Le aconsejaron también ir a un terapeuta o,
mejor dicho, a un psicólogo pero Javier no pasó de la primera cita. Esos
lugares no eran para él: se sentía siempre demasiado desprotegido y aunque la
mujer decía que podía confiar en ella, la verdad era que no se conocían y que
no había sentido en confiar en alguien que no conocía de nada. No podía oírla
hablar de sus padres como si los
conociera ni tampoco de su profesión como si en verdad supiese algo al
respecto.
Al mes volvió al entrenamiento y tuvo que
trabajar como si hubiera dejado de ejercitarse por varios años. El dolor de la
perdida se había traducido en dolor físico y no había ahora ejercicio que no le
infligiera un dolor muy alto. Pero no importaba. Se concentró lo mejor que pudo
en los concursos, mejorando al nivel que tenía antes e incluso más. Fue casi un
año después cuando pudo lograr el cupo para los Olímpicos.
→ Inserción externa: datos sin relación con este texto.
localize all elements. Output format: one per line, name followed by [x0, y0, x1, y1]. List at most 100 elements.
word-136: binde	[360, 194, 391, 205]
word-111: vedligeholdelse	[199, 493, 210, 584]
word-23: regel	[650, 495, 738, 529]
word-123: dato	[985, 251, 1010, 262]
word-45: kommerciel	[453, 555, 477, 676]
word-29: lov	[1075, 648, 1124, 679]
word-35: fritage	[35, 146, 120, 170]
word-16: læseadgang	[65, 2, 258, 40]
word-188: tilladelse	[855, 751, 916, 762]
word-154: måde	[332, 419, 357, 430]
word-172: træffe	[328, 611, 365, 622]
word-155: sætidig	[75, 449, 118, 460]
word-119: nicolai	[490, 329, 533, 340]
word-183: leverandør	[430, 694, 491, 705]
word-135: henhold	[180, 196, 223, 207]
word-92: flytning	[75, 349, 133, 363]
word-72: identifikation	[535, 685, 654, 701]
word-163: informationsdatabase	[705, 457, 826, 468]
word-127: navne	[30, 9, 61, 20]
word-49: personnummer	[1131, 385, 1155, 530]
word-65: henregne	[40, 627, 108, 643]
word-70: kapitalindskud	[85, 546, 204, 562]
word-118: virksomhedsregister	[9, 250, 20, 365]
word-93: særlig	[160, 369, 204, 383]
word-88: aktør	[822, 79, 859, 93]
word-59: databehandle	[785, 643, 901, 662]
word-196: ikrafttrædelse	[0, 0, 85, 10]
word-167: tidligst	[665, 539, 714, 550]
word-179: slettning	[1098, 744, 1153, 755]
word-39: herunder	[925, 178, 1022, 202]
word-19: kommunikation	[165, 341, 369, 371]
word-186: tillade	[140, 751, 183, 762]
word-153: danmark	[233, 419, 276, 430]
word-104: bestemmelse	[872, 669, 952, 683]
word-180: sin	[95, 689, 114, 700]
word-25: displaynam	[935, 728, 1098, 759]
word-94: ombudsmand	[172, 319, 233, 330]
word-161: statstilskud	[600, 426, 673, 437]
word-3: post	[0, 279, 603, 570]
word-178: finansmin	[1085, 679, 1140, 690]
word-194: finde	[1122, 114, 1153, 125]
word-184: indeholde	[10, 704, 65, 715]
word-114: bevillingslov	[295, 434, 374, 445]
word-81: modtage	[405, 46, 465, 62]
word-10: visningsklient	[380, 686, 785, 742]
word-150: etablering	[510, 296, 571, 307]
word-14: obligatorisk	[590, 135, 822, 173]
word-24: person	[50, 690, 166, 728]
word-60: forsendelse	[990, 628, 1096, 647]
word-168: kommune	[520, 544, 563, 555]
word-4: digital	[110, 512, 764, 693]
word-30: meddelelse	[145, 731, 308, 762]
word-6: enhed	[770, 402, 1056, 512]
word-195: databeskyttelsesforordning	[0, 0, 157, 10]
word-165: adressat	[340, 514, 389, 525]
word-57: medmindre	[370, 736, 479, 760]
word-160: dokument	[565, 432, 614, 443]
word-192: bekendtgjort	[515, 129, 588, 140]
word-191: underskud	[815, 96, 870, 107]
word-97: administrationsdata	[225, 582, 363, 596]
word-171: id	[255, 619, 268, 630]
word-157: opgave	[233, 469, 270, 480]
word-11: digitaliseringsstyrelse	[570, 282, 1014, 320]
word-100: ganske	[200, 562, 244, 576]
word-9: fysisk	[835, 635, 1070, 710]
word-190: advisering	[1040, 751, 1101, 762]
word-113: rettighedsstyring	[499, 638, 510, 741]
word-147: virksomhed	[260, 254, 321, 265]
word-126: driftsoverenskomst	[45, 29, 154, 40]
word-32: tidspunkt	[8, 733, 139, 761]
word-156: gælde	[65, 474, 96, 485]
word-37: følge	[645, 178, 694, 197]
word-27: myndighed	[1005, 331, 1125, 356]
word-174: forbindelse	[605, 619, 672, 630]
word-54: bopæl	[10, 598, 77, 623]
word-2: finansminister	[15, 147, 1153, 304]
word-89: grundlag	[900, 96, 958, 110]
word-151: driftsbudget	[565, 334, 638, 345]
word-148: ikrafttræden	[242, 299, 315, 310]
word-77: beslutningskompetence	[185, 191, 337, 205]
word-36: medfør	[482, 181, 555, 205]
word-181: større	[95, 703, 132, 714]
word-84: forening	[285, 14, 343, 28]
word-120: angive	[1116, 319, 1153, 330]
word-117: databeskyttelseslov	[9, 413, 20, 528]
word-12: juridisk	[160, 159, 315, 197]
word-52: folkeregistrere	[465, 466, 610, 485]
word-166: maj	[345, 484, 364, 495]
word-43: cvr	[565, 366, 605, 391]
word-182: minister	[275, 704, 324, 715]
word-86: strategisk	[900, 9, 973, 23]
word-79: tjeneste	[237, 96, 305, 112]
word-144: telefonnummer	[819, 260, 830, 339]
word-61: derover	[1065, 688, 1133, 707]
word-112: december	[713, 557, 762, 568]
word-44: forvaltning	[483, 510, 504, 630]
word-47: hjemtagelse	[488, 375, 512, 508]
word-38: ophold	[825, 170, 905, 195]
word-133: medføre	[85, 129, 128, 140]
Visitó la tumba de sus padres pocos días ante
de viajar a la ciudad donde sería la competencia. Les contó a sus padres varios
detalles de la competencia, cosas graciosas y otras personales. Se detuvo un
momento, pues la culpa seguía allí, pequeña pero insistente. Sin embargo,
continuó entrenando de la manera más estricta y les dedicó a sus padres cada
una de sus victorias pasadas y futuras.